Renewable energy grew to produce 8.5% of total electricity in 2013, including 44% of new installations

Xioa Yan Kou Farm (Source: Flickr/The Danish Wind Industry Association)

Xioa Yan Kou Farm (Source: Flickr/The Danish Wind Industry Association)

By Sophie Yeo

Renewable energy generated a larger share of the world’s electricity than ever before last year, despite dropping investments.

In 2013, renewables accounted for 44% of new installations of electricity generating capacity – the same figure as in 2012 – which meant that its total capacity worldwide grew from 7.8% to 8.5%, according to a UNEP report released today.

This was despite a 14% fall in investments to US$ 214.4billion. Overall, investment in renewables fell by $35.1 billion, largely as a result of the falling cost of solar power systems and policy uncertainty in many countries, the report says.

“A long-term shift in investment over the next few decades towards a cleaner energy portfolio is needed to avoid dangerous climate change, with the energy sector accounting for around two thirds of total greenhouse gas emissions,” said Achim Steiner, executive director of UNEP.

“The fact that renewable energy is gaining a bigger share of overall generation globally is encouraging. To support this further, we must re-evaluate investment priorities, shift incentives, build capacity and improve governance structures.”

The report, Global Trends in Renewable Energy Investment 2014, was produced by the United Nations Environment Programme (UNEP), Bloomberg New Energy Finance and the Frankfurt School.

National efforts

The report also points out that 2013 was the first year that China invested more in renewable energy than Europe. While China’s investment was down by 6% to $56 billion, Europe’s fell by 44% to $48 billion. Meanwhile, the US saw a 10% decrease to $36 billion.

A solar boom in Japan, on the other hand, saw renewables investments increase by 80% to $29 billion.

Significantly, in Latin America, the Middle East and Africa, there is a trickle of wind and solar projects that have succeeded without any support from subsidies.

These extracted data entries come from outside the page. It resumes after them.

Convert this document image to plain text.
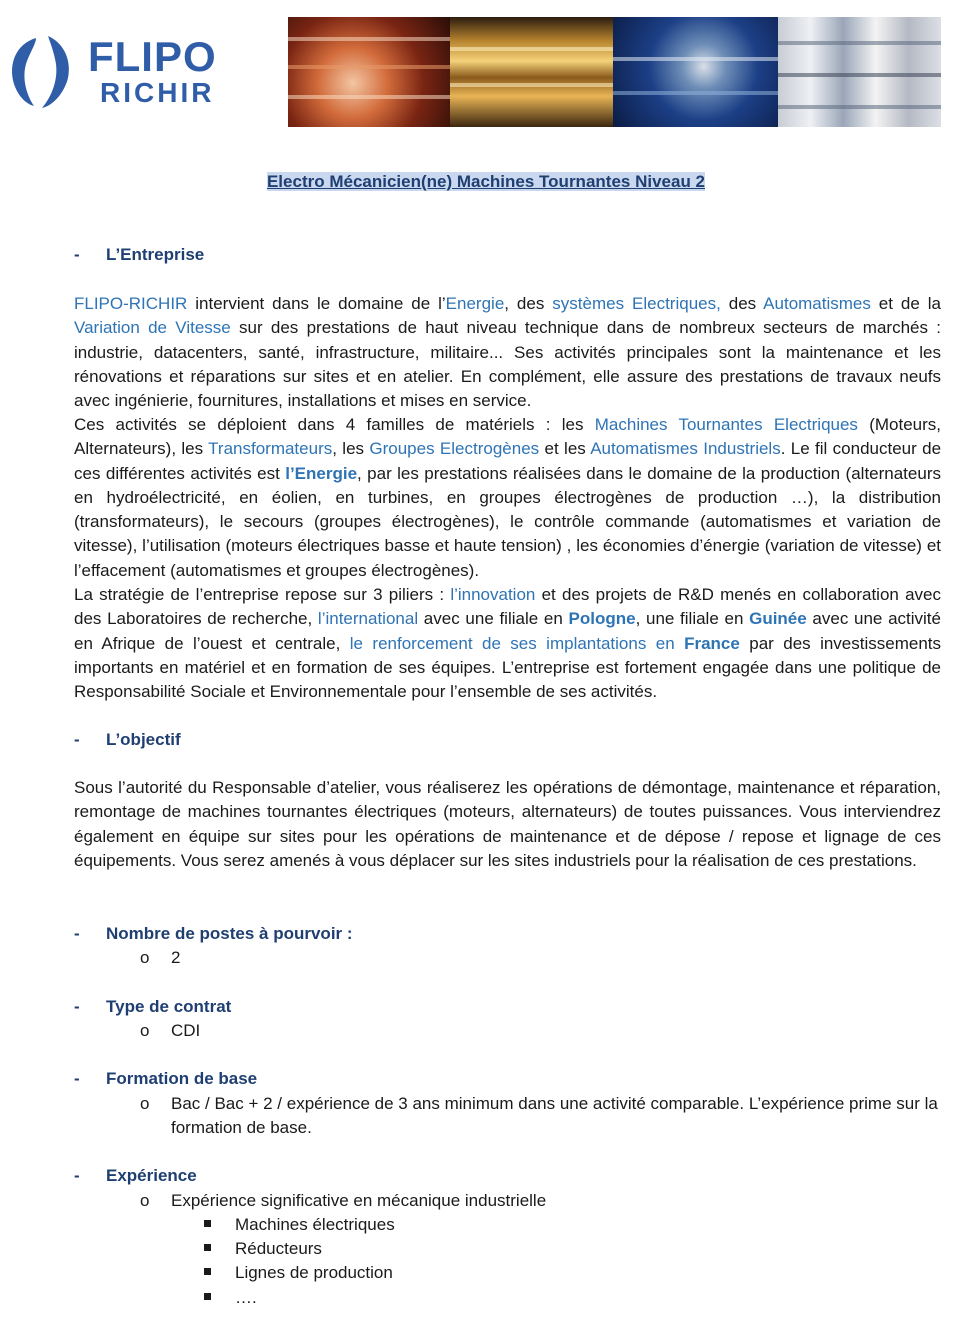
FLIPO
RICHIR
Electro Mécanicien(ne) Machines Tournantes Niveau 2
- L’Entreprise
FLIPO-RICHIR intervient dans le domaine de l’Energie, des systèmes Electriques, des Automatismes et de la Variation de Vitesse sur des prestations de haut niveau technique dans de nombreux secteurs de marchés : industrie, datacenters, santé, infrastructure, militaire... Ses activités principales sont la maintenance et les rénovations et réparations sur sites et en atelier. En complément, elle assure des prestations de travaux neufs avec ingénierie, fournitures, installations et mises en service.
Ces activités se déploient dans 4 familles de matériels : les Machines Tournantes Electriques (Moteurs, Alternateurs), les Transformateurs, les Groupes Electrogènes et les Automatismes Industriels. Le fil conducteur de ces différentes activités est l’Energie, par les prestations réalisées dans le domaine de la production (alternateurs en hydroélectricité, en éolien, en turbines, en groupes électrogènes de production …), la distribution (transformateurs), le secours (groupes électrogènes), le contrôle commande (automatismes et variation de vitesse), l’utilisation (moteurs électriques basse et haute tension) , les économies d’énergie (variation de vitesse) et l’effacement (automatismes et groupes électrogènes).
La stratégie de l’entreprise repose sur 3 piliers : l’innovation et des projets de R&D menés en collaboration avec des Laboratoires de recherche, l’international avec une filiale en Pologne, une filiale en Guinée avec une activité en Afrique de l’ouest et centrale, le renforcement de ses implantations en France par des investissements importants en matériel et en formation de ses équipes. L’entreprise est fortement engagée dans une politique de Responsabilité Sociale et Environnementale pour l’ensemble de ses activités.
- L’objectif
Sous l’autorité du Responsable d’atelier, vous réaliserez les opérations de démontage, maintenance et réparation, remontage de machines tournantes électriques (moteurs, alternateurs) de toutes puissances. Vous interviendrez également en équipe sur sites pour les opérations de maintenance et de dépose / repose et lignage de ces équipements. Vous serez amenés à vous déplacer sur les sites industriels pour la réalisation de ces prestations.
- Nombre de postes à pourvoir :
o 2
- Type de contrat
o CDI
- Formation de base
o Bac / Bac + 2 / expérience de 3 ans minimum dans une activité comparable. L’expérience prime sur la formation de base.
- Expérience
o Expérience significative en mécanique industrielle
Machines électriques
Réducteurs
Lignes de production
….
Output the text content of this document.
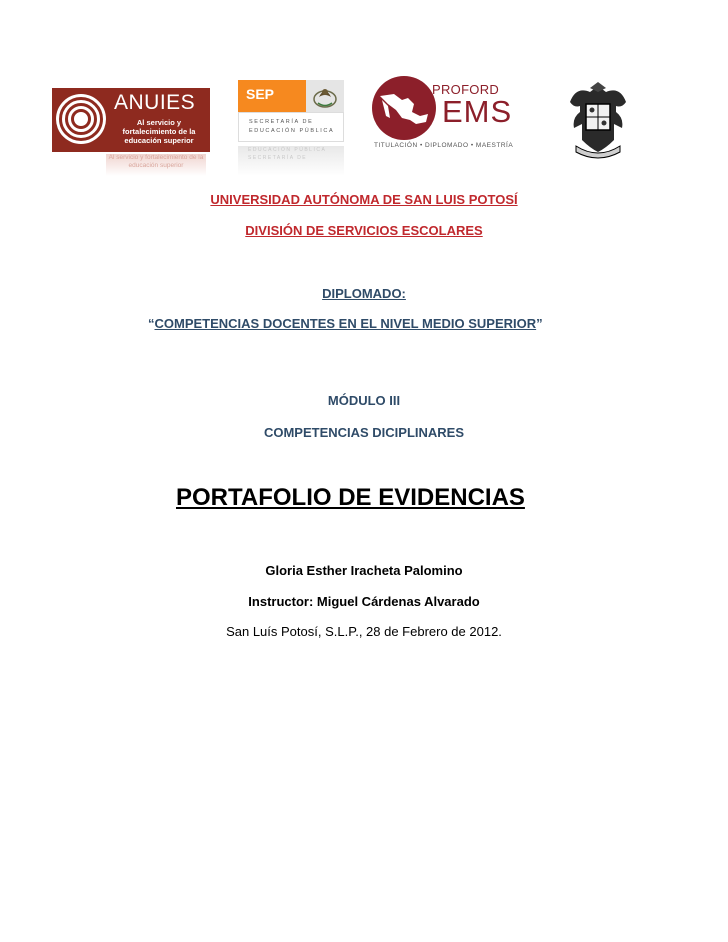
ANUIES
Al servicio y fortalecimiento de la educación superior
Al servicio y fortalecimiento de la educación superior
SEP
SECRETARÍA DE
EDUCACIÓN PÚBLICA
EDUCACIÓN PÚBLICA
SECRETARÍA DE
PROFORD
EMS
TITULACIÓN • DIPLOMADO • MAESTRÍA
UNIVERSIDAD AUTÓNOMA DE SAN LUIS POTOSÍ
DIVISIÓN DE SERVICIOS ESCOLARES
DIPLOMADO:
“COMPETENCIAS DOCENTES EN EL NIVEL MEDIO SUPERIOR”
MÓDULO III
COMPETENCIAS DICIPLINARES
PORTAFOLIO DE EVIDENCIAS
Gloria Esther Iracheta Palomino
Instructor: Miguel Cárdenas Alvarado
San Luís Potosí, S.L.P., 28 de Febrero de 2012.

“Lower costs, a return to profitability on the part of some leading manufacturers, the phenomenon of unsubsidized market uptake in a number of countries, and a warmer attitude to renewables among public market investors, were hopeful signs after several years of painful shake-out in the renewable energy sector,” said Michael Liebreich, Chairman of the Advisory Board for Bloomberg New Energy Finance.

Emissions gap

All these projects are having a significant impact on attempts to curb the world’s emissions. According to the report, energy-related CO2 emissions would have been 1.2 gigatonnes higher in 2013 had it not been for renewables.

This would have increased by 12% the gap between where emissions are currently heading and where they need to be by 2020 if the world is to remain on a trajectory to stay below 2C of warming – the upper threshold agreed upon by governments trying to tackle the problem.

Their efforts to do so will come to a head at Paris in 2015, where the UN will attempt to sign off a climate change deal, which will require the world to significantly reduce its carbon emissions.

The current state of the renewables market shows that such a deal should be possible, says Steiner.

“While some may point to the fact that overall investment in renewables fell in 2013, the drop masks the many positive signals of a dynamic market that is fast evolving and maturing.

“This should give governments the confidence to forge a new robust climate agreement to cut emissions at the 2015 climate change conference in Paris.”